Step 1: Write the divisor as product:
\[
D = (2x – 3)(x^2 – 2x + 2)
\]Step 2: First, expand the divisor:
\[
(2x – 3)(x^2 – 2x + 2) = 2x \times x^2 + 2x \times (-2x) + 2x \times 2 – 3 \times x^2 – 3 \times (-2x) – 3 \times 2 \\
= 2x^3 – 4x^2 + 4x – 3x^2 + 6x – 6 \\
= 2x^3 – 7x^2 + 10x – 6
\]Step 3: Now, divide the polynomial \(6x^4 – 13x^3 + 2x^2 + 22x – 24\) by the divisor polynomial \(2x^3 – 7x^2 + 10x – 6\).

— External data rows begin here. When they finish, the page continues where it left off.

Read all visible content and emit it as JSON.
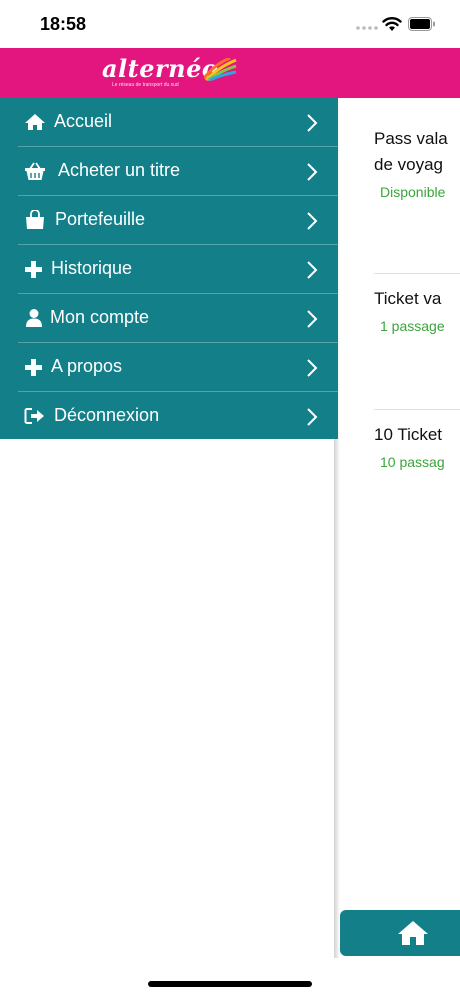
{
  "status": {
    "time": "18:58"
  },
  "brand": {
    "logo_text": "alternéo",
    "tagline": "Le réseau de transport du sud"
  },
  "menu": {
    "items": [
      {
        "label": "Accueil",
        "icon": "home-icon"
      },
      {
        "label": "Acheter un titre",
        "icon": "basket-icon"
      },
      {
        "label": "Portefeuille",
        "icon": "bag-icon"
      },
      {
        "label": "Historique",
        "icon": "plus-icon"
      },
      {
        "label": "Mon compte",
        "icon": "user-icon"
      },
      {
        "label": "A propos",
        "icon": "plus-icon"
      },
      {
        "label": "Déconnexion",
        "icon": "signout-icon"
      }
    ]
  },
  "content": {
    "cards": [
      {
        "title_1": "Pass vala",
        "title_2": "de voyag",
        "sub": "Disponible"
      },
      {
        "title_1": "Ticket va",
        "sub": "1 passage"
      },
      {
        "title_1": "10 Ticket",
        "sub": "10 passag"
      }
    ]
  },
  "colors": {
    "brand_pink": "#e3157f",
    "teal": "#127f89",
    "green": "#3aa53a"
  }
}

Let the quotient be \(Q(x)\) and remainder \(R(x)\).
Step 4: Divide leading terms:
\[
\frac{6x^4}{2x^3} = 3x
\]
Multiply divisor by \(3x\):
\[
3x \times (2x^3 – 7x^2 + 10x – 6) = 6x^4 – 21x^3 + 30x^2 – 18x
\]
Subtract:
\[
(6x^4 – 13x^3 + 2x^2 + 22x – 24) – (6x^4 – 21x^3 + 30x^2 – 18x) = (0) + (8x^3) + (-28x^2) + (40x) – 24
\]Step 5: Divide leading terms:
\[
\frac{8x^3}{2x^3} = 4
\]
Multiply divisor by \(4\):
\[
4 \times (2x^3 – 7x^2 + 10x – 6) = 8x^3 – 28x^2 + 40x – 24
\]
Subtract:
\[
(8x^3 – 28x^2 + 40x – 24) – (8x^3 – 28x^2 + 40x – 24) = 0
\]Step 6: The quotient is:
\[
Q(x) = 3x + 4
\]
and the remainder is zero.
Answer: The quotient is \(3x + 4\) and the remainder is 0.